An experimental blood test could be 88 percent accurate in predicting Alzheimer’s Disease, according to research presented at the recent Alzheimer’s Association International Conference.
As the science around Alzheimer’s advances, we need to ensure that Medicare advances with it.
Currently, more than 5.5 million Americans, most of them age 65 or older, have dementia caused by Alzheimer’s disease. This number will continue to rise as the population ages.
According to the U.S. Census Bureau, older adults will outnumber children by 2035. And it’s these individuals — patients and their family members — who bear the brunt of treatment and care costs.
A new study published in the Journal of Managed Care and Specialty Pharmacy found that Medicare spending on Alzheimer’s disease is surprisingly low. The study examined almost 340,000 Medicare beneficiaries and found that in the last year of life, Medicare spent $1,300 less on patients with Alzheimer’s disease than other beneficiaries.
The lower costs were often due to avoiding complex care, such as chemotherapy for cancer, for loved ones with advanced dementia.
But lower Medicare costs do not mean low overall care costs. Alzheimer’s patients and their families pay a substantial amount in out-of-pocket costs for care. A 2015 study in the Annals of Internal Medicine found that average out-of-pocket spending for patients with dementia was 81 percent higher than spending for patients without dementia.
Most people with Alzheimer’s disease have Medicare, but patients often need Medicaid to fill in the coverage gaps.
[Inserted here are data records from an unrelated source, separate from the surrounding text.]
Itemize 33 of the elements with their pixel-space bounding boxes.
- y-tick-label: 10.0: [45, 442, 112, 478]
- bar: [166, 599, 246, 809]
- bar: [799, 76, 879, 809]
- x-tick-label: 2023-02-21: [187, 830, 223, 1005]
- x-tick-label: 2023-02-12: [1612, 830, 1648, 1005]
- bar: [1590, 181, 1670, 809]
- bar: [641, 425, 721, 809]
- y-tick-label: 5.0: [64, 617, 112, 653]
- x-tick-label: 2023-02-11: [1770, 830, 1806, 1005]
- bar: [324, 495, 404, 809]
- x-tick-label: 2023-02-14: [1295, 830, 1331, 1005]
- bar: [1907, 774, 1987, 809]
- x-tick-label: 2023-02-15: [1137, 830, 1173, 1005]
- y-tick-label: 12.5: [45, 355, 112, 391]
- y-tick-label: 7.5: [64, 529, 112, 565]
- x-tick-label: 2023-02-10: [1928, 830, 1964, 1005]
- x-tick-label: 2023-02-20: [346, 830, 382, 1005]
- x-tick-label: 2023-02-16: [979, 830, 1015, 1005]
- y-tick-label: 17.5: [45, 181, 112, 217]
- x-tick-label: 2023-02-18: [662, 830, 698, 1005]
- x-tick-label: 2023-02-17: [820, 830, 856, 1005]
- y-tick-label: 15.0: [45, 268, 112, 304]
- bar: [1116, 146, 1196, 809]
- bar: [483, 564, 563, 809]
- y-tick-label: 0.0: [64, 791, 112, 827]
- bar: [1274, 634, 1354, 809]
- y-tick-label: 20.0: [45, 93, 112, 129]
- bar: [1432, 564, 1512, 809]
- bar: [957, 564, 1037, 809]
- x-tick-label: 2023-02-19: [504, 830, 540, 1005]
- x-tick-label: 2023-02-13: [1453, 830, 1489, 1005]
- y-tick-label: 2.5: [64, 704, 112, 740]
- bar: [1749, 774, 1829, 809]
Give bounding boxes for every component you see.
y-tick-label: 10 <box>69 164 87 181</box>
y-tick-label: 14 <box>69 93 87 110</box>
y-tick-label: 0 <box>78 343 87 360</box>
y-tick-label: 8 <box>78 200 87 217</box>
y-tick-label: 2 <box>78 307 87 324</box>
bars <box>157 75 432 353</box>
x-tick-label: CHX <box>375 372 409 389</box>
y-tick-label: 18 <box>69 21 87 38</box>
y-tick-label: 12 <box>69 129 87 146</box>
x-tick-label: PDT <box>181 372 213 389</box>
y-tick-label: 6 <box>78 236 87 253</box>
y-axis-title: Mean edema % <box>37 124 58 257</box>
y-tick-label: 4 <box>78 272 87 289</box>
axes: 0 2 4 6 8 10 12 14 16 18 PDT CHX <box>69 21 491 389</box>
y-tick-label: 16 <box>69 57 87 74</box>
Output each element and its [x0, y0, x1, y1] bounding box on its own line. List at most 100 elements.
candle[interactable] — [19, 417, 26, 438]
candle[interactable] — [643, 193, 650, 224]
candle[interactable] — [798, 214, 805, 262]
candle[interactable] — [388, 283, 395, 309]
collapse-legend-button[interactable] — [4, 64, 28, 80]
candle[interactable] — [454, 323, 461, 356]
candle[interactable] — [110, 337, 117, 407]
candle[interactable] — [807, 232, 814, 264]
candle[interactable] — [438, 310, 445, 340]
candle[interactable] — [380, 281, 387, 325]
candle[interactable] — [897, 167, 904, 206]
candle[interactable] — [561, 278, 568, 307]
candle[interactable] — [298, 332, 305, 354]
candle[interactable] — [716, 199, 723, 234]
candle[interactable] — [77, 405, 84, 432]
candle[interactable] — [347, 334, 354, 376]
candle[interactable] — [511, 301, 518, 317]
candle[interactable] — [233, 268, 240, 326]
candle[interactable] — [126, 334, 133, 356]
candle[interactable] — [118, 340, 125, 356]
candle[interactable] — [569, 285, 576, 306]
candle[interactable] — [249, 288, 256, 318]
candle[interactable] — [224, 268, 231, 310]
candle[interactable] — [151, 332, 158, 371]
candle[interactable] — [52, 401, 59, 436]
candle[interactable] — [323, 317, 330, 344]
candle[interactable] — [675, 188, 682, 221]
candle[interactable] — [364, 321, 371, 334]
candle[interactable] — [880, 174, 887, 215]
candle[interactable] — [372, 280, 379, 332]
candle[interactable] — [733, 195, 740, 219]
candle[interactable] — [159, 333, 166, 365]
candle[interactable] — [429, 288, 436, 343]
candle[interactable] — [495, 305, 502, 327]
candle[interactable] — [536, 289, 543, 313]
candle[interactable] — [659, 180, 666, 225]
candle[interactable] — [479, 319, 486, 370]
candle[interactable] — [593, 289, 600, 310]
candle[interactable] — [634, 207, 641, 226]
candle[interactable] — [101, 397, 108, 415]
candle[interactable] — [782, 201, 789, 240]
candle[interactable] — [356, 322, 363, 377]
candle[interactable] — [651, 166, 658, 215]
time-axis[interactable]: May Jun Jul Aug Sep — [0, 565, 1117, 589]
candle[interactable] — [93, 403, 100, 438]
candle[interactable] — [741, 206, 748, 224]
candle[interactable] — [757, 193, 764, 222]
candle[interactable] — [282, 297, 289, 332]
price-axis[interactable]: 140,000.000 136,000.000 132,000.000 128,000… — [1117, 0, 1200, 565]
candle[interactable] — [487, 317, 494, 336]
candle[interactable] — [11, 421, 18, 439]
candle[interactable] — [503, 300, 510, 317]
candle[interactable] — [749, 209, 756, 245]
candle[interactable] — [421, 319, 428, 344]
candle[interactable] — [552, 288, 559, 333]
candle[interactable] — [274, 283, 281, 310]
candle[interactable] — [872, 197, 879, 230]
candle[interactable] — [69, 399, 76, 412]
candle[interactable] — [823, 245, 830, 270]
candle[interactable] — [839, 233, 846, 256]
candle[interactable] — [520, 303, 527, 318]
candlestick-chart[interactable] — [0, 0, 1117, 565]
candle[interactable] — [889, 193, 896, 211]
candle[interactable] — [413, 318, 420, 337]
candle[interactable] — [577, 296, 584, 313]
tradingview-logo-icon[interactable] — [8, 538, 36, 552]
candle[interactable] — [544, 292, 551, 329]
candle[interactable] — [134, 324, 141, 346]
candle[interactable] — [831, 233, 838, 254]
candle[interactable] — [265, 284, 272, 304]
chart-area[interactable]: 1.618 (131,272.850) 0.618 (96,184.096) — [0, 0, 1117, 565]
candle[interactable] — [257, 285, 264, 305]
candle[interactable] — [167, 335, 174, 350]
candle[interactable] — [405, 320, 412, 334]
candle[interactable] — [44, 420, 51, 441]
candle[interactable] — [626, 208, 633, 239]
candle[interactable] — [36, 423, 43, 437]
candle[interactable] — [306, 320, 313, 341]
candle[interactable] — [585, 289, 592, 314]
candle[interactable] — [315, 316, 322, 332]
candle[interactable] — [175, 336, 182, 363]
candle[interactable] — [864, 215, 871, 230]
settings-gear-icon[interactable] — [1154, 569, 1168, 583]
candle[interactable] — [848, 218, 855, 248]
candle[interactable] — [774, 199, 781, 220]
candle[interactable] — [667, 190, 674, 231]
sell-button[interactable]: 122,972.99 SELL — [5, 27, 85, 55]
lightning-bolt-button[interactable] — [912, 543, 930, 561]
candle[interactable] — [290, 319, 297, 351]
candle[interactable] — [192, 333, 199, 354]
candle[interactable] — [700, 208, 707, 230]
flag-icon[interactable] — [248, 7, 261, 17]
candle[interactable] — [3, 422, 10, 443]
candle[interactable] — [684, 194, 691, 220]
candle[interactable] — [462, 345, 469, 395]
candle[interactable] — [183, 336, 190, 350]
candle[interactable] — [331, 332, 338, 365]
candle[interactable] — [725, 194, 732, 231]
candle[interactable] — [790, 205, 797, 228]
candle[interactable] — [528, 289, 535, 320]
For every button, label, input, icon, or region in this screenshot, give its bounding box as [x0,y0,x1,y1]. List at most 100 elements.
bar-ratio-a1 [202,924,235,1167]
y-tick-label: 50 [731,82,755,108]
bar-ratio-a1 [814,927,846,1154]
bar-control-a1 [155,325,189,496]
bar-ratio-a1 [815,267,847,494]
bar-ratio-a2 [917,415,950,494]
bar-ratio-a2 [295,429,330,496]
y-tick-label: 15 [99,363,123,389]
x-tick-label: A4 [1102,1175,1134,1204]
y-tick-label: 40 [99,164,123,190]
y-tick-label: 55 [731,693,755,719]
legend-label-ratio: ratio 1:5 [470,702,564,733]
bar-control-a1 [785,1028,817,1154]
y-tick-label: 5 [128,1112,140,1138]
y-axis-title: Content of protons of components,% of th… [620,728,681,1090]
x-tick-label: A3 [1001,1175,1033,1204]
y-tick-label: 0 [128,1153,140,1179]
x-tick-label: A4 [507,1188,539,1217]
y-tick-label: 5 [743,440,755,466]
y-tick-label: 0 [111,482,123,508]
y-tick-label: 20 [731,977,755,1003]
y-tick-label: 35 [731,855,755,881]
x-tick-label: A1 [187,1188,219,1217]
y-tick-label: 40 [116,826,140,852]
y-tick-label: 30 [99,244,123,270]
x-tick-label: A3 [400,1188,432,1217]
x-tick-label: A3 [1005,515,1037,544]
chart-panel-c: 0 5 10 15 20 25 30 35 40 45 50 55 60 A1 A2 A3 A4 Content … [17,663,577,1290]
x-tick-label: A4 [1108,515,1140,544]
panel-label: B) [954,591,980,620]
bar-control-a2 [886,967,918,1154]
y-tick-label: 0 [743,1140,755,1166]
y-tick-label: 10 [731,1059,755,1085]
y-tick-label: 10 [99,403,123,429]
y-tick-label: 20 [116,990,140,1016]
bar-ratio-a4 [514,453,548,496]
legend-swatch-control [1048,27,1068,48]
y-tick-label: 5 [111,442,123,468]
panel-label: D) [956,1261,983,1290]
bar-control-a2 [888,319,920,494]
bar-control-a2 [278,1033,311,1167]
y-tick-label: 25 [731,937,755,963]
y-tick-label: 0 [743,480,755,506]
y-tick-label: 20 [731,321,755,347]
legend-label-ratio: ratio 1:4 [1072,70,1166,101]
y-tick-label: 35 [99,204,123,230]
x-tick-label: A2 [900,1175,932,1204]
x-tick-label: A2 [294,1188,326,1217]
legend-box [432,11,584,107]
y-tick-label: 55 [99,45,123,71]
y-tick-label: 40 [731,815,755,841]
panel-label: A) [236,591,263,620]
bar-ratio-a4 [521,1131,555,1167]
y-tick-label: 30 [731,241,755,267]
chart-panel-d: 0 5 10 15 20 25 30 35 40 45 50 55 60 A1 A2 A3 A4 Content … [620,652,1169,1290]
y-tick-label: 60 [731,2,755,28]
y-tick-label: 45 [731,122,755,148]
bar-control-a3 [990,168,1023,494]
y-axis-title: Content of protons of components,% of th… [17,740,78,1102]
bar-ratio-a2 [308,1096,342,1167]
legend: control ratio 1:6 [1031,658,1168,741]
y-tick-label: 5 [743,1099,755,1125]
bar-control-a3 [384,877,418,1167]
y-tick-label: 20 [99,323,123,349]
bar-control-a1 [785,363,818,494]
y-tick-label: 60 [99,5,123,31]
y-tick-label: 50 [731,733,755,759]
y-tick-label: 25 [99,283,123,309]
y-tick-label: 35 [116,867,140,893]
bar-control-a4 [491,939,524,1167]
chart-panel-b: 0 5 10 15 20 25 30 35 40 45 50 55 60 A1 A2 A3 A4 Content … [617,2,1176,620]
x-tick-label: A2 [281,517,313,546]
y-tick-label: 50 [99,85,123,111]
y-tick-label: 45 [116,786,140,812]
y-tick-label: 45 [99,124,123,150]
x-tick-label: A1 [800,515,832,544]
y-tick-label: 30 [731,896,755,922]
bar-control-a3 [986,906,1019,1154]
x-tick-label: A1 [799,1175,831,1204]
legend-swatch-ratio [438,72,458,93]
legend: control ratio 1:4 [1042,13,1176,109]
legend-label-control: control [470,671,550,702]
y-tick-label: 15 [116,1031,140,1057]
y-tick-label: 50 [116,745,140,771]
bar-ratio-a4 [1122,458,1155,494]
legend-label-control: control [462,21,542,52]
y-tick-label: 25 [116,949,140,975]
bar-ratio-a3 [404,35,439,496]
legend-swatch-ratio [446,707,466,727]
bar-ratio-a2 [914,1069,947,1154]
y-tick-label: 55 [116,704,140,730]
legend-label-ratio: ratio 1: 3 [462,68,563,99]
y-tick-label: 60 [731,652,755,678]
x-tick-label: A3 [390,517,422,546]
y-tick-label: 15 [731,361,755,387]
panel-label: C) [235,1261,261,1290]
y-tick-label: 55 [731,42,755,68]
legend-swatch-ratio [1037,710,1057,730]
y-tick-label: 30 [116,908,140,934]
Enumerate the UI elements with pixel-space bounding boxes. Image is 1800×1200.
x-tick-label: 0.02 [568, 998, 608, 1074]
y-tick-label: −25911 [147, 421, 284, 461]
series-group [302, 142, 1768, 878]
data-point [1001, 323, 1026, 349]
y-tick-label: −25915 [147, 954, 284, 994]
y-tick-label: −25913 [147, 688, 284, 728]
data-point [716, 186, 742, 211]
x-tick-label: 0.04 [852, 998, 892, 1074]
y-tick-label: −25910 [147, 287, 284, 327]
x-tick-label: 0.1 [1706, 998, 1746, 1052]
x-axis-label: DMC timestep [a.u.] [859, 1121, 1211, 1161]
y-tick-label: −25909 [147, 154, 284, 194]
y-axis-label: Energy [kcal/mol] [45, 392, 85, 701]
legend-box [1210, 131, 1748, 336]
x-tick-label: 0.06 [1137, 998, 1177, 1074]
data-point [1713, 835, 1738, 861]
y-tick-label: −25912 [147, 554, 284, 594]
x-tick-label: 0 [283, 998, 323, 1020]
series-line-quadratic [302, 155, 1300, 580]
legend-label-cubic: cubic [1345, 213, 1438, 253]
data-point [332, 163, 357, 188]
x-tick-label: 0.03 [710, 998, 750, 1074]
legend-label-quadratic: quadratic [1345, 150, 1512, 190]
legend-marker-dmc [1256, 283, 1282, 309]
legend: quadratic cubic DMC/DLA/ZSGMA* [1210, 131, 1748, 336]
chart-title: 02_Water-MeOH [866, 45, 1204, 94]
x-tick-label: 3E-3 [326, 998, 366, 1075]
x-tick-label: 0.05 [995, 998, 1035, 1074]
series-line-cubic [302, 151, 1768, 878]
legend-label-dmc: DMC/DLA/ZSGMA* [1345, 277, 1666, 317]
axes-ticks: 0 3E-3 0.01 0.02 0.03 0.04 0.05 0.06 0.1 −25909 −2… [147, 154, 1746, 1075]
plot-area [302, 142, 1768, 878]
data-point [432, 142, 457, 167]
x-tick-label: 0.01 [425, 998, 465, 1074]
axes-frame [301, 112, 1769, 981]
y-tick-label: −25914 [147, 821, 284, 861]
Medicaid covers services that Medicare does not, such as long-term care in nursing homes, assisted living and at-home care.
According to the Kaiser Family Foundation, a quarter of adults with dementia living in the community are covered by Medicaid over the course of a year.
Another shortcoming of the status quo is that as many as half of dementia cases are missed in the primary care setting. Many people are first diagnosed with Alzheimer’s disease during a hospital stay for an unrelated issue, as opposed to by their primary care provider.
In 2017, the Centers for Medicare & Medicaid Services created a diagnostic code to help doctors better recognize dementia, which allows for earlier care and planning.
But, according to an Alzheimer’s Association analysis, out of a projected 910,000 new cases of Alzheimer’s disease in 2017, the code was utilized for only 20,000 Medicare beneficiaries. The experimental blood test could help in this regard, but only if Medicare elects to cover its costs.
Clearly, more effort is needed to coordinate Medicare and Medicaid services as they relate to Alzheimer’s disease and dementia. As a first step, CMS’ Medicare-Medicaid Coordination Office was created to allow states to develop models that integrate medical, long-term, and behavioral health services while delivering savings. Its pilot program involves 12 states where enrollees reported a 20 percent reduction in hospitalizations.
Medicare is mandated to pay for care that is “reasonable and necessary for the diagnosis or treatment of illness or injury.”
CMS should explore what Medicare is doing, and not doing, for seniors with dementia.
Our nation’s older adults pay into this program over the course of their lifetimes with their blood, sweat and tears, and they deserve nothing less back from their government.